Lexer String Optimization
Optimize the parsing of Unicode and Hexadecimal escape sequences in the lexer to avoid unnecessary heap allocations (Vec<u32> and String).
Proposed Changes
[Lexer]
[MODIFY] string.rs
Refactor the following methods to parse hex digits directly into a u32 accumulator:
-
take_unicode_escape_sequence:
- For the
\u{X..X} case:
- Remove
code_point_buf: Vec<u32>.
- Remove
s: String.
- Iterate with
cursor.next_char() until } or a non-hex digit is found.

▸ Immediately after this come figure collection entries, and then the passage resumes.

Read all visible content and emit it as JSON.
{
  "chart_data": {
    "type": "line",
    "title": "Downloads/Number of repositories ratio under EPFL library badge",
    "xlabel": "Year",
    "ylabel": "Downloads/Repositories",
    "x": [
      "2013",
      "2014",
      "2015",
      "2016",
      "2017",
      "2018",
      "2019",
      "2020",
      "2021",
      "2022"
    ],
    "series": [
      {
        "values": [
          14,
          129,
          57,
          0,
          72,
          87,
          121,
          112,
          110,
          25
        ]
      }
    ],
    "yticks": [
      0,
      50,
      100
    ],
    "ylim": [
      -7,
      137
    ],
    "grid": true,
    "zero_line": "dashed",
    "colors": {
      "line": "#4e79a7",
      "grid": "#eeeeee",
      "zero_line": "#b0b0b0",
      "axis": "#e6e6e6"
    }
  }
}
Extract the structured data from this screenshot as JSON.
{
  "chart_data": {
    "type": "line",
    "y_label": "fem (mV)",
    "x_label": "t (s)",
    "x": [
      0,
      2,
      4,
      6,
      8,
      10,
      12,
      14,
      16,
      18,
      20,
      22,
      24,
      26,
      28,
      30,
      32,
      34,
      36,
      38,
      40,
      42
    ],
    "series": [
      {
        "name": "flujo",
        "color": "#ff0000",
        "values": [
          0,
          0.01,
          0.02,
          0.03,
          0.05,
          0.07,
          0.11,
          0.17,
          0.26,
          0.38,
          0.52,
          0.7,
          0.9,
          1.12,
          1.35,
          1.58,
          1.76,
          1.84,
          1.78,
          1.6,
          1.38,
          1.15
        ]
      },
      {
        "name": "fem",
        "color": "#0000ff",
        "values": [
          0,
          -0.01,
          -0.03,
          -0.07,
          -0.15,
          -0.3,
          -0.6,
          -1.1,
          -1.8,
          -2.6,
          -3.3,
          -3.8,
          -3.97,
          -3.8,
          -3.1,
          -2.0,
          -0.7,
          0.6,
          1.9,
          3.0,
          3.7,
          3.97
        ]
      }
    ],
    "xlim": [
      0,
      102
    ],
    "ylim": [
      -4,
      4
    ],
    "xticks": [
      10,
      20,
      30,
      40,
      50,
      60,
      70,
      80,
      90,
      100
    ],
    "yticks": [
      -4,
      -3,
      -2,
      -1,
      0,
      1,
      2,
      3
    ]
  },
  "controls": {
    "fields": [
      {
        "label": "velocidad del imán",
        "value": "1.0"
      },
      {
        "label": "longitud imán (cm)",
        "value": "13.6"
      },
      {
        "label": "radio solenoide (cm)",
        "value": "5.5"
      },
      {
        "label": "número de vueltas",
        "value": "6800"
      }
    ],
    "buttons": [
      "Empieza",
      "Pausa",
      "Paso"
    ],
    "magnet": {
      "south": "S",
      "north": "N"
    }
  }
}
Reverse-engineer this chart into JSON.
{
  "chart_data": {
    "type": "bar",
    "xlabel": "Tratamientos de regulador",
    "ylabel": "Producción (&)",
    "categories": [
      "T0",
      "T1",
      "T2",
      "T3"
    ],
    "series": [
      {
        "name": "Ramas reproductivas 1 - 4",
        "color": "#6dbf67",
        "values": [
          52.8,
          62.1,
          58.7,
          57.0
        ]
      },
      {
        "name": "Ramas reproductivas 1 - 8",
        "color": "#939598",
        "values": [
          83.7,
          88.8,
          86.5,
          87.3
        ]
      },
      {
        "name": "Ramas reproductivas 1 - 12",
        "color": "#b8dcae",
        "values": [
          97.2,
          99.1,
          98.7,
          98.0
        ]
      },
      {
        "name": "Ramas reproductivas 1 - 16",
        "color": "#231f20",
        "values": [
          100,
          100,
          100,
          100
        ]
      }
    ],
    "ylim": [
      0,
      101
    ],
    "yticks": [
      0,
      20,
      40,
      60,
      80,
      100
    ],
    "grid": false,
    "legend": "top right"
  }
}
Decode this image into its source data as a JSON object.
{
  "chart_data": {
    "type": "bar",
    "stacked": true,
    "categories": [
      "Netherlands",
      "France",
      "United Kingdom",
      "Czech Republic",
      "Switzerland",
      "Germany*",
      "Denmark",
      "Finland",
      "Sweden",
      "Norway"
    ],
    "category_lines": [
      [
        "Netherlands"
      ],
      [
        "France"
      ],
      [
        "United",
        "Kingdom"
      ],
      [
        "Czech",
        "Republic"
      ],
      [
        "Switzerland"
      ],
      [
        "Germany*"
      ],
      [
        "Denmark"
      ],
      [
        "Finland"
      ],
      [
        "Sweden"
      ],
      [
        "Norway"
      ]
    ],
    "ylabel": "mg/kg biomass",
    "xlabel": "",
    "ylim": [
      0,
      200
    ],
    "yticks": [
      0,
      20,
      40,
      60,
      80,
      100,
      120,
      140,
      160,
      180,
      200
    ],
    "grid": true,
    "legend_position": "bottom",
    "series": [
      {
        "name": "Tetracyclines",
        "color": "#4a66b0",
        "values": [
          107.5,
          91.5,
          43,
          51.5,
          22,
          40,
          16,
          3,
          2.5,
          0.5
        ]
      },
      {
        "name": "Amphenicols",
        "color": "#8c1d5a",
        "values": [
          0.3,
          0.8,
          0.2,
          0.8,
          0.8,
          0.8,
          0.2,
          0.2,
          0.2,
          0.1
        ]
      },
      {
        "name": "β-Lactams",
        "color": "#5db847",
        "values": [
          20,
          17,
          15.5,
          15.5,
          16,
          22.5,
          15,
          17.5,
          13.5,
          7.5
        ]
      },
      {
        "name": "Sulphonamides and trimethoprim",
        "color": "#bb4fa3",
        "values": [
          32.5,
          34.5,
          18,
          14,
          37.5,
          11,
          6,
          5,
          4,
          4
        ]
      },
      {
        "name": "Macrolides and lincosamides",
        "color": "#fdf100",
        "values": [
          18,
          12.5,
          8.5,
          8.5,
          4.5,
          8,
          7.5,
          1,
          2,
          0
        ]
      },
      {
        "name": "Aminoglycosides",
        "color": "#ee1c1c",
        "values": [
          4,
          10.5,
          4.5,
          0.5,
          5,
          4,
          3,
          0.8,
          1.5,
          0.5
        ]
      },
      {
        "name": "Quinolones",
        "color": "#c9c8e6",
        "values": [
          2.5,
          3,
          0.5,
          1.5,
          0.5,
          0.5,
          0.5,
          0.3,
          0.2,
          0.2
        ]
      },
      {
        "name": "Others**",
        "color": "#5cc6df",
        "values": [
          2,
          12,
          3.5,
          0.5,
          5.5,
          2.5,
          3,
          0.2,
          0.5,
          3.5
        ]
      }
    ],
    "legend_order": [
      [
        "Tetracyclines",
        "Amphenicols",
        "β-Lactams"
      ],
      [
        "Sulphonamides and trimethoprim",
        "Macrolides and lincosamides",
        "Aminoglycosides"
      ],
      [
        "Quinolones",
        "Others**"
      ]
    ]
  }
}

- Accumulate the value in a
u32 with value = (value << 4) | digit.
- Limit the number of digits to 6 (as per the code point limit
0x10FFFF).
- For the
\uXXXX case:
- Remove
s: String.
- Parse the 4 hex digits directly into a
u32.
-
take_hex_escape_sequence:
- Remove
s: String.
- Parse the 2 hex digits directly into a
u32.
Verification Plan
Automated Tests
- Run
cargo test --core/parser/src/lexer/tests.rs to ensure all existing lexer tests pass.
- Add a new test case if needed to cover edge cases (e.g., max code point
0x10FFFF, empty \u{}).
Manual Verification
- None required beyond automated tests.